Lastly there's a couple of things we need to remember: we need to stop downplaying the problems at hand and the successes in the end. Firstly, there's no such thing as a trivial problem. If there were, we wouldn't call them problems. Every person is moving in a different stage in their career path. Something which is trivial to you might not be so trivial to others. Secondly, remember to celebrate even the small wins out loud - together. Software is never going to be fully ready or perfect. Its life cycle continues to evolve after production launch. My point being: don’t ever rob people of feeling good about themselves and don’t get blinded by the continuous improvement cycles.
It comes down to trust
But how do we people build trust? That could be yet another topic on its own. In the meantime all I can say is that it usually helps if one isn't a complete asshole. Listen to people and build from there. Showing vulnerability is a leap of faith but around the right people it’s always worth it.

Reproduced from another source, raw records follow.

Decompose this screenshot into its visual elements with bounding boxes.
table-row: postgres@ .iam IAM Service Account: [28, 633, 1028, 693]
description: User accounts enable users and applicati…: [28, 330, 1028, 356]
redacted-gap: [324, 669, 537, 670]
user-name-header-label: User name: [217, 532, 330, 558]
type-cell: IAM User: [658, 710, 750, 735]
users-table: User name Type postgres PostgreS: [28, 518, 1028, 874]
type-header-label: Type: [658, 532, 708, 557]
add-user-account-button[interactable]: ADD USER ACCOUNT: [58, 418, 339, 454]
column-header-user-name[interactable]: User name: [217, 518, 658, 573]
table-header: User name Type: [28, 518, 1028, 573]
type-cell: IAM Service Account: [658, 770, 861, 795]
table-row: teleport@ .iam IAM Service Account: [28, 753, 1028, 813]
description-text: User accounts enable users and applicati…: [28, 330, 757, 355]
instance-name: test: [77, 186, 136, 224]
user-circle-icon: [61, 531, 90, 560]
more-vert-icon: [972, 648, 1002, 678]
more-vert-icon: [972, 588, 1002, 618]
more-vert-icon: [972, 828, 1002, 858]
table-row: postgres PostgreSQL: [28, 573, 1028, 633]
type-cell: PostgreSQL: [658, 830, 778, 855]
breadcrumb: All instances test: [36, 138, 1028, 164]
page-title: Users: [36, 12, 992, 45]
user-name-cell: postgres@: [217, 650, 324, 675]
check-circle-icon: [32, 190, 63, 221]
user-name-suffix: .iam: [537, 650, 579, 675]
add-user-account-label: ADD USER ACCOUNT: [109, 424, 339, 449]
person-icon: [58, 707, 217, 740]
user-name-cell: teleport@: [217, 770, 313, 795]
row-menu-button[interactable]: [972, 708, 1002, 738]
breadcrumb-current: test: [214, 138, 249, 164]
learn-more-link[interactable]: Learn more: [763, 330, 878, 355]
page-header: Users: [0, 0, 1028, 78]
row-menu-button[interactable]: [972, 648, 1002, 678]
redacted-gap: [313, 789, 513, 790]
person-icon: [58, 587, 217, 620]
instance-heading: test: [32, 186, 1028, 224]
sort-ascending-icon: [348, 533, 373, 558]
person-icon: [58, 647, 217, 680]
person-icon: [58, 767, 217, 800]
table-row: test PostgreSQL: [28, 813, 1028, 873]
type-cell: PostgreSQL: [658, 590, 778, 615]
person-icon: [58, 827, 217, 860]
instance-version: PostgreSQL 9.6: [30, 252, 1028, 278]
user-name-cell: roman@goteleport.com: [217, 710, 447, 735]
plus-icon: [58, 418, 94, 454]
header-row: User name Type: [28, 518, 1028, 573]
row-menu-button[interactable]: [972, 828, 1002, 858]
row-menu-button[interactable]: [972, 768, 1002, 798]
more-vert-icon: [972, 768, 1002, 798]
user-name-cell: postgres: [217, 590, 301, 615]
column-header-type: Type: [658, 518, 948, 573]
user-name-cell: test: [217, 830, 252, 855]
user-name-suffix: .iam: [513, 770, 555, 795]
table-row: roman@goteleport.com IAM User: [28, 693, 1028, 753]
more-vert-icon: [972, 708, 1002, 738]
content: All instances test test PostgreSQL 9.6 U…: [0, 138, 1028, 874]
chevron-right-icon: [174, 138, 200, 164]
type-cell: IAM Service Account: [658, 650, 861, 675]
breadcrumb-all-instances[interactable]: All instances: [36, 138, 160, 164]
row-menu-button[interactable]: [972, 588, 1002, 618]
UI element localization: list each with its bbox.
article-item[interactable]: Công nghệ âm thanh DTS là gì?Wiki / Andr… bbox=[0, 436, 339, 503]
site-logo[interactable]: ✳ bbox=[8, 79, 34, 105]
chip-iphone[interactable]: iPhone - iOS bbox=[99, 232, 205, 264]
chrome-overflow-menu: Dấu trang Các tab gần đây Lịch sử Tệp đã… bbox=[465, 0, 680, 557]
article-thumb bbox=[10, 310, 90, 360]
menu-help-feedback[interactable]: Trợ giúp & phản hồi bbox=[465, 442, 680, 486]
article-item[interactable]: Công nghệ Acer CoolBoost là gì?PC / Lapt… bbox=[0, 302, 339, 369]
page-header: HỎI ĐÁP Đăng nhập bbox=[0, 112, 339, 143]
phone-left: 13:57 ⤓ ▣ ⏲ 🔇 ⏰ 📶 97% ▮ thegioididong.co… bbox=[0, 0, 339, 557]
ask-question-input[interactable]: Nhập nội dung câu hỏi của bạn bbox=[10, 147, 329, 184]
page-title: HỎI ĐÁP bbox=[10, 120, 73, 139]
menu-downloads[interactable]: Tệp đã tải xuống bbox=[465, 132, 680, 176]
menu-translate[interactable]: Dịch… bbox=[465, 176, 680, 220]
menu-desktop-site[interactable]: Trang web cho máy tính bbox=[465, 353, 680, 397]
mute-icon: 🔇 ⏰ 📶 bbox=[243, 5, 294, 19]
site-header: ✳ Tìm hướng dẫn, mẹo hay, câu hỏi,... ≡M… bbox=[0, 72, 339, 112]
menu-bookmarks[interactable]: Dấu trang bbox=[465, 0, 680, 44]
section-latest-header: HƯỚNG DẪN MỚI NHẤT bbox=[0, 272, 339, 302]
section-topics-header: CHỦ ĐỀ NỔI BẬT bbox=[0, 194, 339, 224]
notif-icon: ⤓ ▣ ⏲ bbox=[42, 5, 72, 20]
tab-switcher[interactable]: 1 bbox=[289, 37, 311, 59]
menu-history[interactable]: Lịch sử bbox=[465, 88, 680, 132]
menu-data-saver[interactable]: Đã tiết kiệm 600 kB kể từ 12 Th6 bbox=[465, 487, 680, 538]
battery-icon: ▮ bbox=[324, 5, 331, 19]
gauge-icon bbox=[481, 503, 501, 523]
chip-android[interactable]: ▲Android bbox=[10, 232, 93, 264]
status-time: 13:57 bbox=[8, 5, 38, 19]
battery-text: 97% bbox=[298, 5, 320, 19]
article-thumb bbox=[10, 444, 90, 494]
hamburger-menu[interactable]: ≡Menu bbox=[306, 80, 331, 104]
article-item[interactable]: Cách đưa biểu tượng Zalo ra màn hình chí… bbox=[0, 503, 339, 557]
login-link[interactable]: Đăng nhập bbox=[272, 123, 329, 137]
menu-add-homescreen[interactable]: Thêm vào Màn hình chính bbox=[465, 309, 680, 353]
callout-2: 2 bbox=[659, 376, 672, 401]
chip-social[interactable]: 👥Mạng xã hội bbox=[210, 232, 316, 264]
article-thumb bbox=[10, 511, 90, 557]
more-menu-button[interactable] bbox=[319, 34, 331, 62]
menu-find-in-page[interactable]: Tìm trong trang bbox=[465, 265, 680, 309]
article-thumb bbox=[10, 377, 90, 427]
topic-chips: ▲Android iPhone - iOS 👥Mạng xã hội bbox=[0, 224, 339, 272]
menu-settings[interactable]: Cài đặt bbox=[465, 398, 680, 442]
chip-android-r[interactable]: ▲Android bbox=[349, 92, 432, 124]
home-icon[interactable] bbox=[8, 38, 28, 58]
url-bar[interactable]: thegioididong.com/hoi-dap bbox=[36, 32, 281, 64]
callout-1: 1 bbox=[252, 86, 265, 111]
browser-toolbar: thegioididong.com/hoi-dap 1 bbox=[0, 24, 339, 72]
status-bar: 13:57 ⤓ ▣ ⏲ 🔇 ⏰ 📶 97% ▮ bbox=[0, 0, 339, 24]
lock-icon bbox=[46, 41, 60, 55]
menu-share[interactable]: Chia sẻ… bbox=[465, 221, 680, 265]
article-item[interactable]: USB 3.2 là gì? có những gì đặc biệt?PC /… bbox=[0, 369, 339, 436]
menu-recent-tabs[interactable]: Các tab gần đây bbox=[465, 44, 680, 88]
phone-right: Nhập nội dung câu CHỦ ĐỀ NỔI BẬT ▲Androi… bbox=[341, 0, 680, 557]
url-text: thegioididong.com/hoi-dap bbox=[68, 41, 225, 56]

Once the team starts to jell together, these details mentioned earlier become more natural and automatic. I still would recommend keeping an eye on them especially while the team is new or a new team member is introduced to the pack. Also: take care of your juniors, and someday they might be your seniors. If you want to dig deeper in these topics I highly recommend a book “The Culture Code” by Daniel Coyle. Now let’s end this.
There’s no such thing as 100% safety: the unspeakable happens
In this journey I wanted to share my viewpoint that DevOps represents first and foremost safety. We’ve been examining some technological practices and solutions which one could implement into systems to gain more safety, possibly making the system more welcoming and manageable for anyone who wishes to learn it.
We went through 5 key points in the psychological safety framework and ended it all with real life examples and practical ideas. Since psychological safety is such a huge part of the whole picture, I could almost call technological safety as “everything else”-safety just for balance. Now I want you to go through one last thought experiment.
I want you to imagine a situation where you are making some major changes to the production environment. Similar changes have been going well to the test environment earlier, tests show green and you feel pretty confident that everything will go just fine. There were processes in place and you followed them. There were some safety measurements in place, but somehow by accident you went around them. Maybe some critical part of the automation like the database backup failed also. The inevitable human error happens and now you wrecked the live production environment big time beyond repair.
Here's where processes and tools end, and culture begins. How does your team and organization react to these kinds of happenings? Is there a redemption? In what company are you in? What are your values? Systems will fail but that doesn't mean people around you must also fail you.
Bonus tip: If you’re conducting “blameless postmortems” while being tense or with overly mechanical efficiency you might still be doing just plain postmortems.